STF RHC 192579
PROCESSUALCONSTITUCIONAL E PROCESSO PENAL. RECURSO ORDINÁRIO EM HABEAS CORPUS. HOMICÍDIO QUALIFICADO. ABSOLVIÇÃO PELA NEGATIVA DE AUTORIA (SEGUNDO QUESITO, PREVISTO NO ART. 483, II, DO CPP). DECISÃO DOS JURADOS MANIFESTAMENTE CONTRÁRIA À PROVA DOS AUTOS. ANÁLISE PELO TRIBUNAL EM SEDE DE APELAÇÃO INTERPOSTA PELO MINISTÉRIO PÚBLICO. CONSTITUCIONALIDADE. EXCLUSIVA COMPETÊNCIA DO JÚRI PARA A REALIZAÇÃO DE NOVO E DEFINITIVO JULGAMENTO DE MÉRITO.
1. A soberania dos veredictos é garantia constitucional do Tribunal do Júri, órgão competente para o julgamento dos crimes dolosos contra a vida; sendo a única instância exauriente na apreciação dos fatos e provas do processo. Impossibilidade de suas decisões serem materialmente substituídas por decisões proferidas por juízes ou Tribunais togados. Exclusividade na análise do mérito.

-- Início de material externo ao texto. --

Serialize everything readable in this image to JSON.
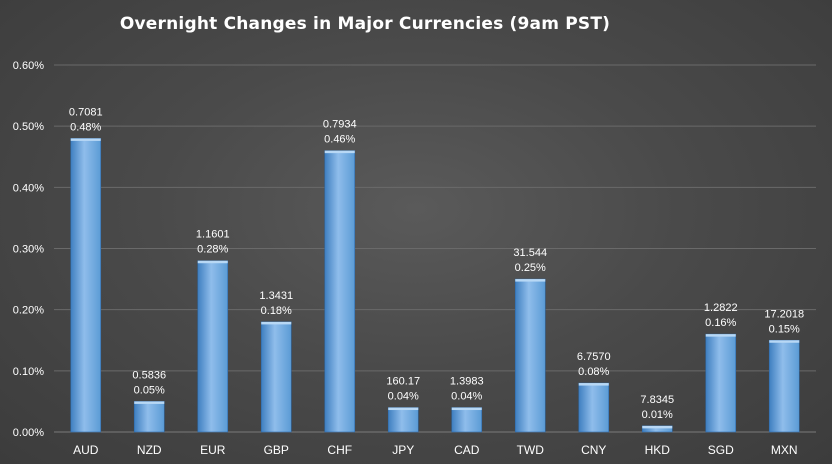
{
  "chart_data": {
    "type": "bar",
    "title": "Overnight Changes in Major Currencies (9am PST)",
    "categories": [
      "AUD",
      "NZD",
      "EUR",
      "GBP",
      "CHF",
      "JPY",
      "CAD",
      "TWD",
      "CNY",
      "HKD",
      "SGD",
      "MXN"
    ],
    "values": [
      0.48,
      0.05,
      0.28,
      0.18,
      0.46,
      0.04,
      0.04,
      0.25,
      0.08,
      0.01,
      0.16,
      0.15
    ],
    "value_labels": [
      "0.48%",
      "0.05%",
      "0.28%",
      "0.18%",
      "0.46%",
      "0.04%",
      "0.04%",
      "0.25%",
      "0.08%",
      "0.01%",
      "0.16%",
      "0.15%"
    ],
    "rate_labels": [
      "0.7081",
      "0.5836",
      "1.1601",
      "1.3431",
      "0.7934",
      "160.17",
      "1.3983",
      "31.544",
      "6.7570",
      "7.8345",
      "1.2822",
      "17.2018"
    ],
    "y_ticks": [
      "0.00%",
      "0.10%",
      "0.20%",
      "0.30%",
      "0.40%",
      "0.50%",
      "0.60%"
    ],
    "ylim": [
      0,
      0.6
    ],
    "xlabel": "",
    "ylabel": "",
    "grid": true,
    "legend": "none",
    "colors": {
      "bar": "#5b9bd5",
      "bar_light": "#8fbdeb",
      "bar_dark": "#3f7fc0",
      "grid": "#6a6a6a"
    }
  }
}
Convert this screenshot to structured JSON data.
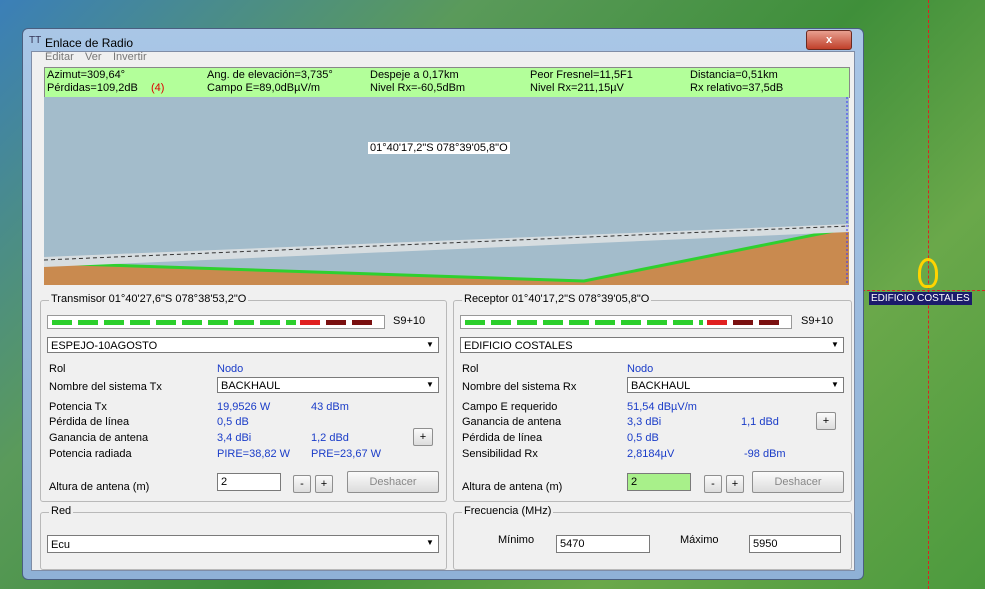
{
  "window": {
    "title": "Enlace de Radio",
    "menu": [
      "Editar",
      "Ver",
      "Invertir"
    ]
  },
  "info": {
    "row1": [
      "Azimut=309,64°",
      "Ang. de elevación=3,735°",
      "Despeje a 0,17km",
      "Peor Fresnel=11,5F1",
      "Distancia=0,51km"
    ],
    "row2": [
      "Pérdidas=109,2dB",
      "Campo E=89,0dBµV/m",
      "Nivel Rx=-60,5dBm",
      "Nivel Rx=211,15µV",
      "Rx relativo=37,5dB"
    ],
    "row2_extra": "(4)"
  },
  "profile": {
    "cursor_label": "01°40'17,2\"S 078°39'05,8\"O"
  },
  "transmitter": {
    "title": "Transmisor 01°40'27,6\"S 078°38'53,2\"O",
    "signal": "S9+10",
    "station": "ESPEJO-10AGOSTO",
    "role_label": "Rol",
    "role": "Nodo",
    "system_label": "Nombre del sistema Tx",
    "system": "BACKHAUL",
    "power_label": "Potencia Tx",
    "power_w": "19,9526 W",
    "power_dbm": "43 dBm",
    "loss_label": "Pérdida de línea",
    "loss": "0,5 dB",
    "gain_label": "Ganancia de antena",
    "gain_dbi": "3,4 dBi",
    "gain_dbd": "1,2 dBd",
    "gain_button": "+",
    "radiated_label": "Potencia radiada",
    "pire": "PIRE=38,82 W",
    "pre": "PRE=23,67 W",
    "height_label": "Altura de antena (m)",
    "height": "2",
    "minus": "-",
    "plus": "+",
    "undo": "Deshacer"
  },
  "receiver": {
    "title": "Receptor 01°40'17,2\"S 078°39'05,8\"O",
    "signal": "S9+10",
    "station": "EDIFICIO COSTALES",
    "role_label": "Rol",
    "role": "Nodo",
    "system_label": "Nombre del sistema Rx",
    "system": "BACKHAUL",
    "field_label": "Campo E requerido",
    "field": "51,54 dBµV/m",
    "gain_label": "Ganancia de antena",
    "gain_dbi": "3,3 dBi",
    "gain_dbd": "1,1 dBd",
    "gain_button": "+",
    "loss_label": "Pérdida de línea",
    "loss": "0,5 dB",
    "sens_label": "Sensibilidad Rx",
    "sens_uv": "2,8184µV",
    "sens_dbm": "-98 dBm",
    "height_label": "Altura de antena (m)",
    "height": "2",
    "minus": "-",
    "plus": "+",
    "undo": "Deshacer"
  },
  "network": {
    "title": "Red",
    "value": "Ecu"
  },
  "frequency": {
    "title": "Frecuencia (MHz)",
    "min_label": "Mínimo",
    "min": "5470",
    "max_label": "Máximo",
    "max": "5950"
  },
  "map_label": "EDIFICIO COSTALES"
}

2. Em nosso ordenamento jurídico, embora soberana enquanto decisão emanada do Juízo Natural constitucionalmente previsto para os crimes dolosos contra a vida, o específico pronunciamento do Tribunal do Júri não é inatacável, incontrastável ou ilimitado, devendo respeito ao duplo grau de jurisdição. Precedentes.
3. A apelação não substitui a previsão constitucional de exclusividade do Tribunal do Júri na análise de mérito dos crimes dolosos contra a vida, pois, ao afastar a primeira decisão do Conselho de Sentença, simplesmente, determina novo e definitivo julgamento de mérito pelo próprio Júri.
4. Sendo constitucionalmente possível a realização de um novo julgamento pelo próprio Tribunal do Júri, dentro do sistema acusatório consagrado pelo nosso ordenamento jurídico como garantia do devido processo legal, não é possível o estabelecimento de distinção interpretativa para fins de recursos apelatórios entre acusação e defesa, sob pena de ferimento ao próprio princípio do contraditório, que impõe a condução dialética do processo (par conditio).
5. Recurso Ordinário a que se nega provimento.